Depuis l'attaque du 11 septembre sur le World Trade Center et le Pentagone, le système de santé américain est en état d'alerte et prend très au sérieux la menace d'attaque bioterroriste. Le premier candidat en liste pour ce type d'attaque est le charbon (Bacillus anthracis). Face à cette bactérie meurtrière chez l'homme, on dispose de peu de quantités de vaccins et l'antibiothérapie est habituellement inefficace dans le cas du charbon d'inhalation.
Il serait donc précieux d'avoir un antidote contre la toxine anthracique, et toute recherche dans ce domaine suscite un grand intérêt. Une étude de Watters, Dietrich (Harvard Medical School, Boston) et coll., publiée dans « Current Biology », ne passera certainement pas inaperçue.
Formes cutanée, pulmonaire ou gastro-intestinale
Peut-être faut-il rappeler que l'infection bactérienne par B. anthracis s'observe le plus souvent chez les animaux herbivores. Chez l'homme, le charbon cutané s'observe à la suite d'introduction des spores de B. anthracis dans la peau à partir de coupures ou de piqûres de mouche ; le charbon pulmonaire survient après inhalation de spores ; le charbon gastro-intestinal résulte habituellement de la consommation de viande peu cuite contaminée par le charbon. Une bactériémie à B. anthracis peut se développer dans n'importe quelle forme de charbon, et est observée dans la plupart des cas fatals.
La toxine anthracique est responsable de la létalité liée la bactérie. Elle est composée de trois protéines : l'antigène protecteur (AP), le facteur démateux (FO) et le facteur létal (FL).
Facteur létal : effet cytolytique sur les macrophages
L'AP permet l'entrée du FL dans le cytoplasme des cellules, et le FL exerce un effet cytolytique uniquement sur les macrophages (les cellules immunitaires qui phagocytent les particules étrangères), cela par un mécanisme encore inconnu. Certaines souches de souris sont plus résistantes que d'autres aux effets de la toxine anthracique. Des travaux précédents de Watters, Dietrich et coll. ont montré que cette différence de susceptibilité se situe en aval de l'entrée de la toxine dans le macrophage et est liée à une région du chromosome 11 (locus Ltxs1 ou letal toxin 1).

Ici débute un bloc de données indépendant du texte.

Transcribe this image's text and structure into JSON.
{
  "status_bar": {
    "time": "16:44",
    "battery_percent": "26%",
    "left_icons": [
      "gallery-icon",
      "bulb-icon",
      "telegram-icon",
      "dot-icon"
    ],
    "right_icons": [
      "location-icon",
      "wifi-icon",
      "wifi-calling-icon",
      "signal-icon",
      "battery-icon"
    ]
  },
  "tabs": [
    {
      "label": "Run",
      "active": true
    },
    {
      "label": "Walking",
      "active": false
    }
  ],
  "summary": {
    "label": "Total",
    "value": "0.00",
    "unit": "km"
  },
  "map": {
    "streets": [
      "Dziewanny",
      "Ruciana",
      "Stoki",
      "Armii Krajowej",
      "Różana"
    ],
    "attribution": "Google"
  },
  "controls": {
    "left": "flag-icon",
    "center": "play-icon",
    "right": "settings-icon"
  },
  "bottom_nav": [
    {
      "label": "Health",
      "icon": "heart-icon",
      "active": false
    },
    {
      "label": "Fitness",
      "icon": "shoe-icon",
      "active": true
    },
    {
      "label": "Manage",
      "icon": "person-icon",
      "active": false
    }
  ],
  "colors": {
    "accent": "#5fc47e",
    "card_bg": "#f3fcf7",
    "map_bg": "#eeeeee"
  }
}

Watters, Dietrich et coll. ont maintenant identifié le gène Ltxs1 dont les mutations sont responsables de la susceptibilité ou de la résistance des macrophages au facteur létal. Ce gène code pour une protéine motrice (Kif1C) de la famille des kinésies, qui interviennent dans les mécanismes du transport cellulaire. Les chercheurs montrent, dans une série d'expériences in vitro, que deux allèles pleinement fonctionnels de Kif1C sont requis pour la résistance des macrophages au facteur létal ; de plus, la perturbation, même minime, de la fonction de Kif1C induit une susceptibilité des macrophages au facteur létal. Les chercheurs ont aussi constaté que le facteur létal possède toujours une activité protéolytique dans le cytoplasme des macrophages résistants, ce qui démontre que la protéine Kif1C n'intervient pas dans l'entrée cellulaire ou l'activation du facteur létal.
Les auteurs suggèrent que « la protéine Kif1C opère en aval de la voie d'intoxication et sert à protéger les macrophages des signaux induits lorsque le facteur létal protéolyse ses protéines cibles ». S'il en est ainsi in vivo et chez l'homme, on pourrait peut-être trouver des moyens d'augmenter cette capacité de Kif1C dans les macrophages. « C'est le premier aperçu moléculaire sur le processus déclenché par le facteur létal, mais il pourrait y avoir une portion de cette voie qui pourrait être inhibée ici », fait remarquer, dans un communiqué, le Dr Dietrich.
« Current Biology », 2 octobre 2001, p. 1503.